Dia juga bersahabat dengan murid lainnya, yaitu Syekh Palintaran.
Keduanya mewarisi ilmu dari Mbah Bantarbolang, dan menjadi pribadi yang sangat tangguh secara lahir dan batin.
Mereka juga memiliki banyak karamah dan keistimewaan sebagai Wali Allah.
Suatu hari, Mbah Bantarbolang memutuskan untuk meninggalkan padepokannya secara diam-diam.
Dia ingin memberikan kesempatan kepada Syekh Pandan Jati dan Syekh Palintaran untuk memimpin padepokannya secara bersama-sama.
Namun, kepergiannya membuat mereka merasa kehilangan.
Mereka berusaha mencari Mbah Bantarbolang dengan bantuan mata batin mereka.
Akhirnya, Syekh Pandan Jati berhasil menemukan Mbah Bantarbolang di sebuah tempat terpencil.
Dia meminta Mbah Bantarbolang untuk kembali ke padepokannya, namun ditolak.
Mbah Bantarbolang malah meminta Syekh Pandan Jati untuk menggantikannya sebagai pemimpin padepokannya.
Sebagai murid yang berbakti, Syekh Pandan Jati pun menerima titah gurunya itu.
Baca Juga: Warisan Bela Diri Mataram Islam, Dari Turnamen Kuda Bertombak hingga Pencak Silat
Syekh Pandan Jati memimpin padepokannya dengan bijaksana dan adil. Dia juga terus menyebarkan Islam di wilayah Pemalang dan sekitarnya.
Dia banyak membantu masyarakat dengan ilmu dan karamahnya. Dia juga dikenal sebagai orang yang rendah hati, zuhud, dan wara'.
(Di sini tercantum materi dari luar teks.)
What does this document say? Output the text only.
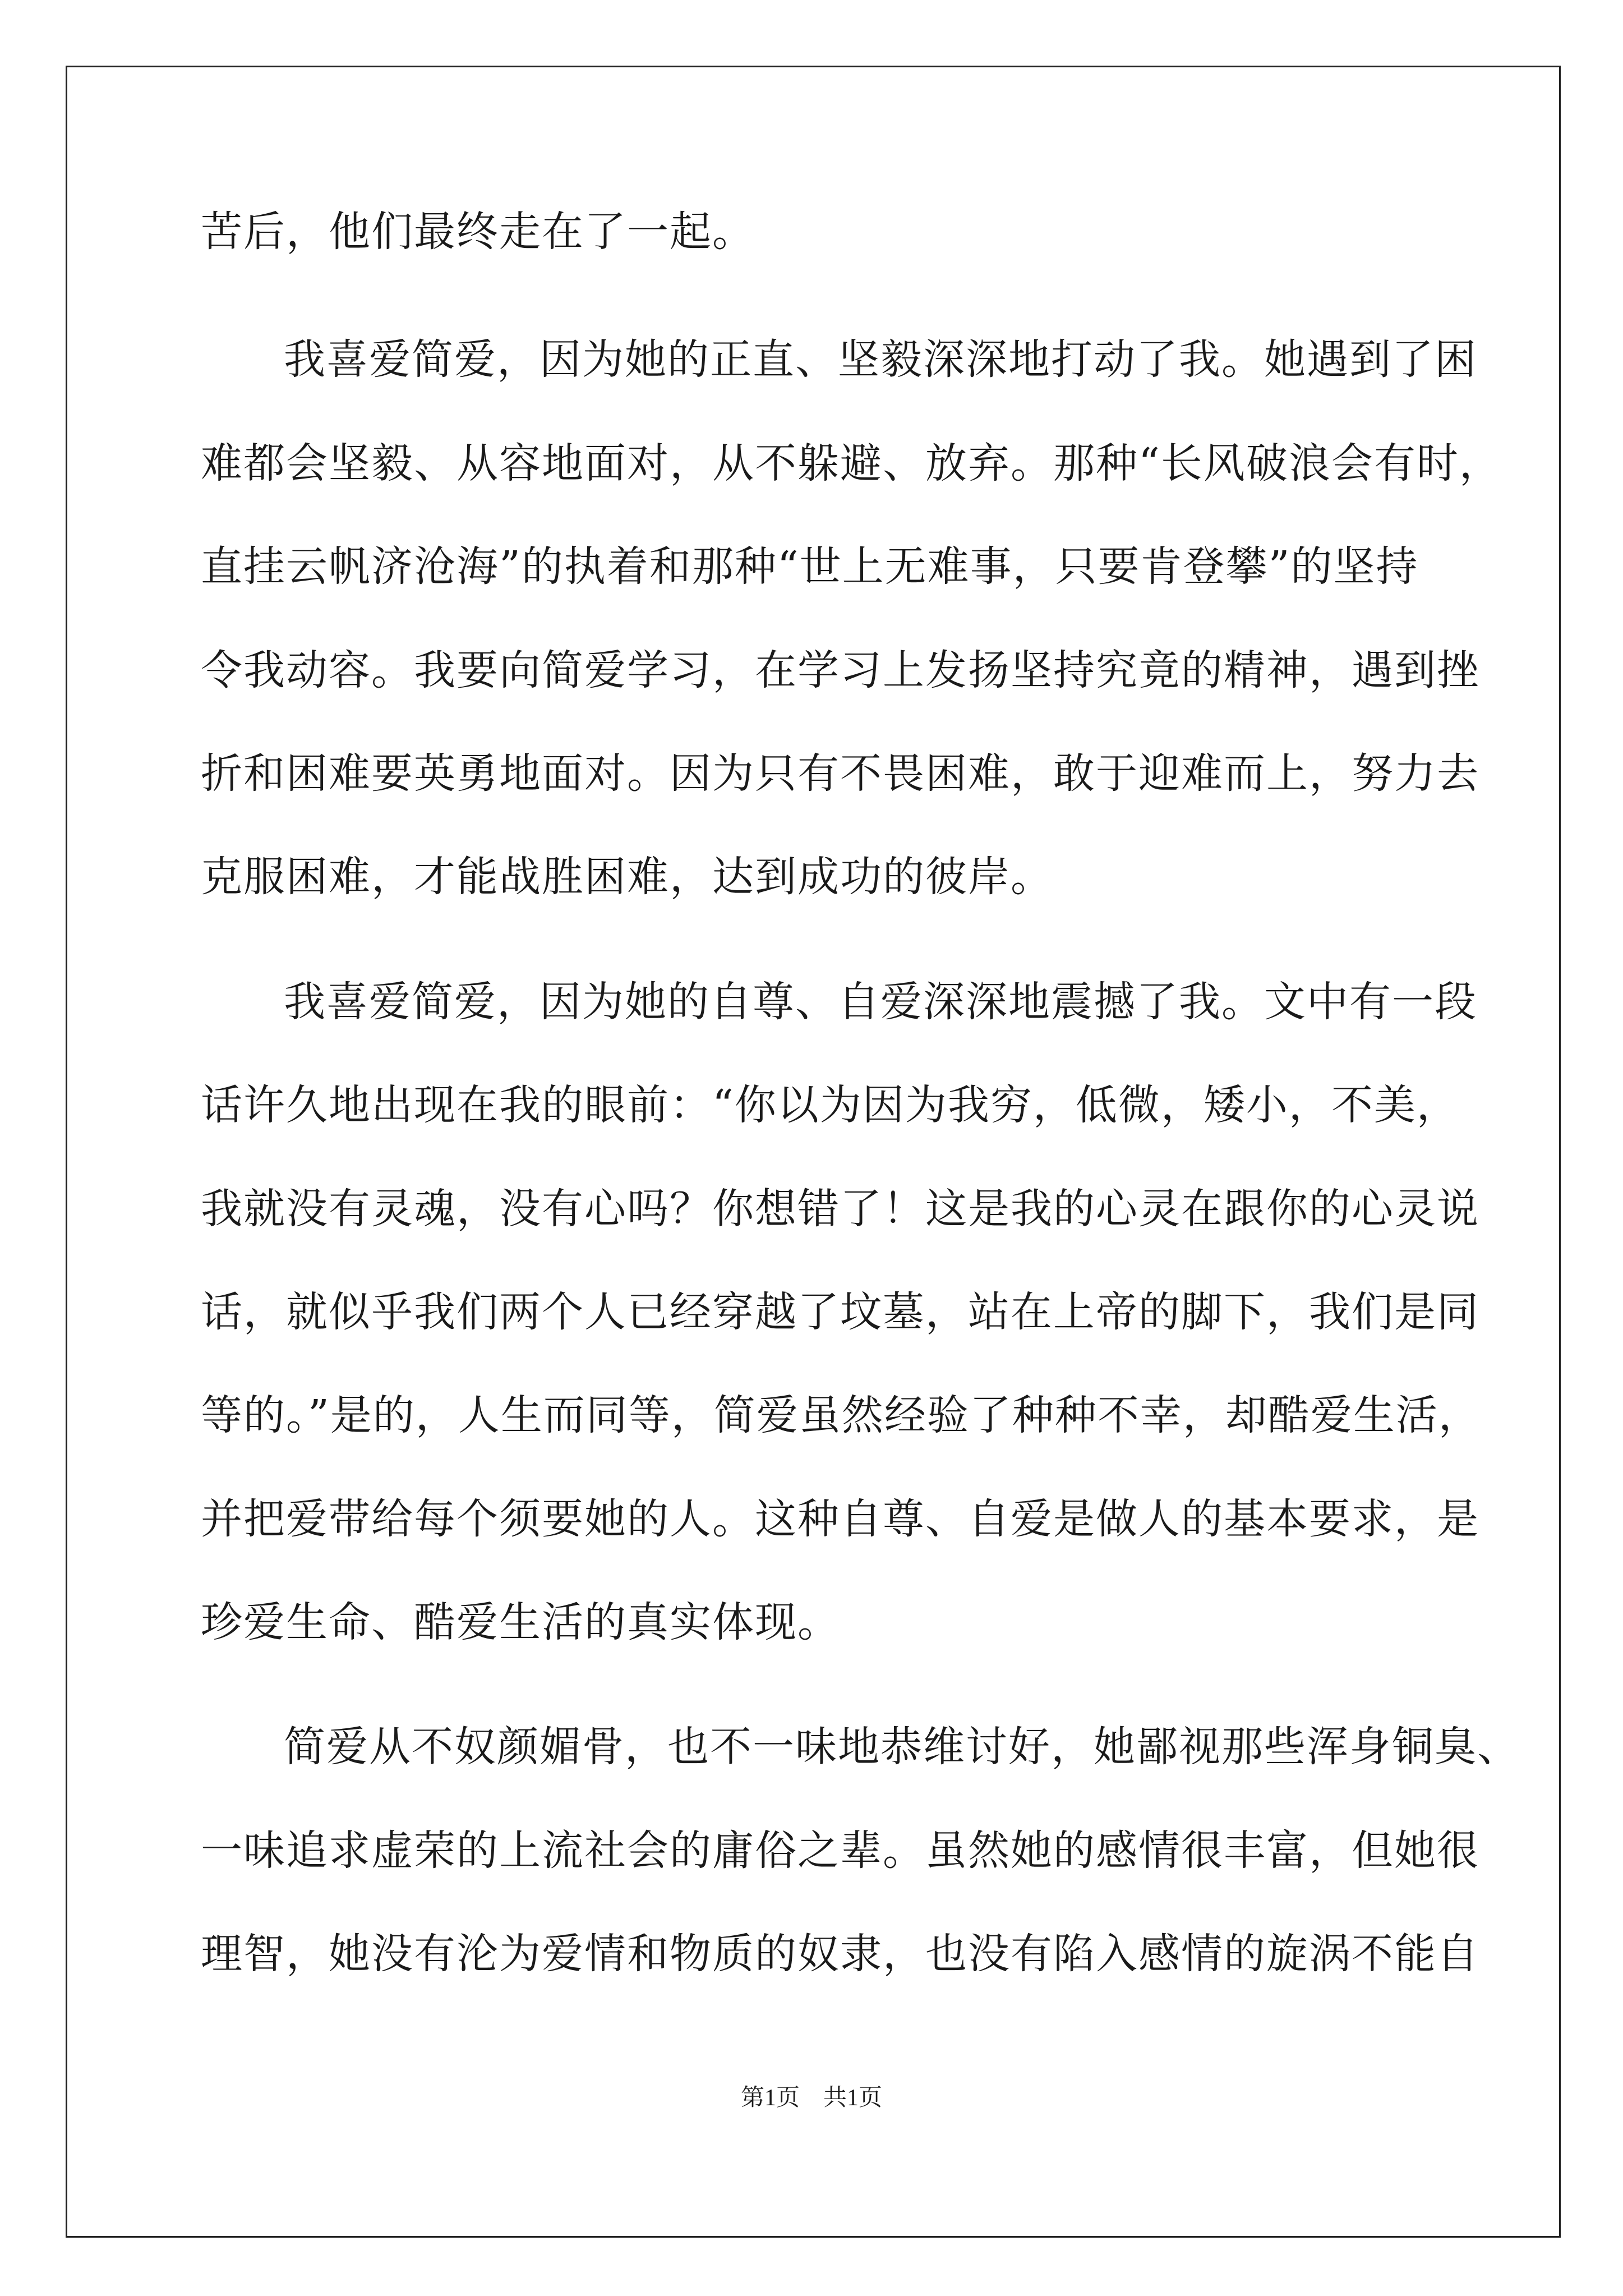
苦后，他们最终走在了一起。
我喜爱简爱，因为她的正直、坚毅深深地打动了我。她遇到了困
难都会坚毅、从容地面对，从不躲避、放弃。那种“长风破浪会有时，
直挂云帆济沧海”的执着和那种“世上无难事，只要肯登攀”的坚持
令我动容。我要向简爱学习，在学习上发扬坚持究竟的精神，遇到挫
折和困难要英勇地面对。因为只有不畏困难，敢于迎难而上，努力去
克服困难，才能战胜困难，达到成功的彼岸。
我喜爱简爱，因为她的自尊、自爱深深地震撼了我。文中有一段
话许久地出现在我的眼前：“你以为因为我穷，低微，矮小，不美，
我就没有灵魂，没有心吗？你想错了！这是我的心灵在跟你的心灵说
话，就似乎我们两个人已经穿越了坟墓，站在上帝的脚下，我们是同
等的。”是的，人生而同等，简爱虽然经验了种种不幸，却酷爱生活，
并把爱带给每个须要她的人。这种自尊、自爱是做人的基本要求，是
珍爱生命、酷爱生活的真实体现。
简爱从不奴颜媚骨，也不一味地恭维讨好，她鄙视那些浑身铜臭、
一味追求虚荣的上流社会的庸俗之辈。虽然她的感情很丰富，但她很
理智，她没有沦为爱情和物质的奴隶，也没有陷入感情的旋涡不能自
第1页 共1页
Dia tidak pernah menyombongkan diri sebagai mantan pembesar Mataram.
Syekh Pandan Jati wafat pada tahun 1586 Masehi dalam usia 70 tahun.
Jenazahnya dimakamkan di Desa Bantarbolang, Kecamatan Bantarbolang, Kabupaten Pemalang.
Makamnya menjadi tempat ziarah bagi banyak orang yang mengagumi kisah hidupnya.
Demikianlah kisah Syekh Pandan Jati, dari pembesar Mataram yang difitnah korupsi hingga menjadi Wali di Pemalang.
Kisah ini mengajarkan kita tentang sabar dalam menghadapi cobaan, tawakal kepada Allah dalam segala hal, serta ikhlas dalam beramal tanpa pamrih.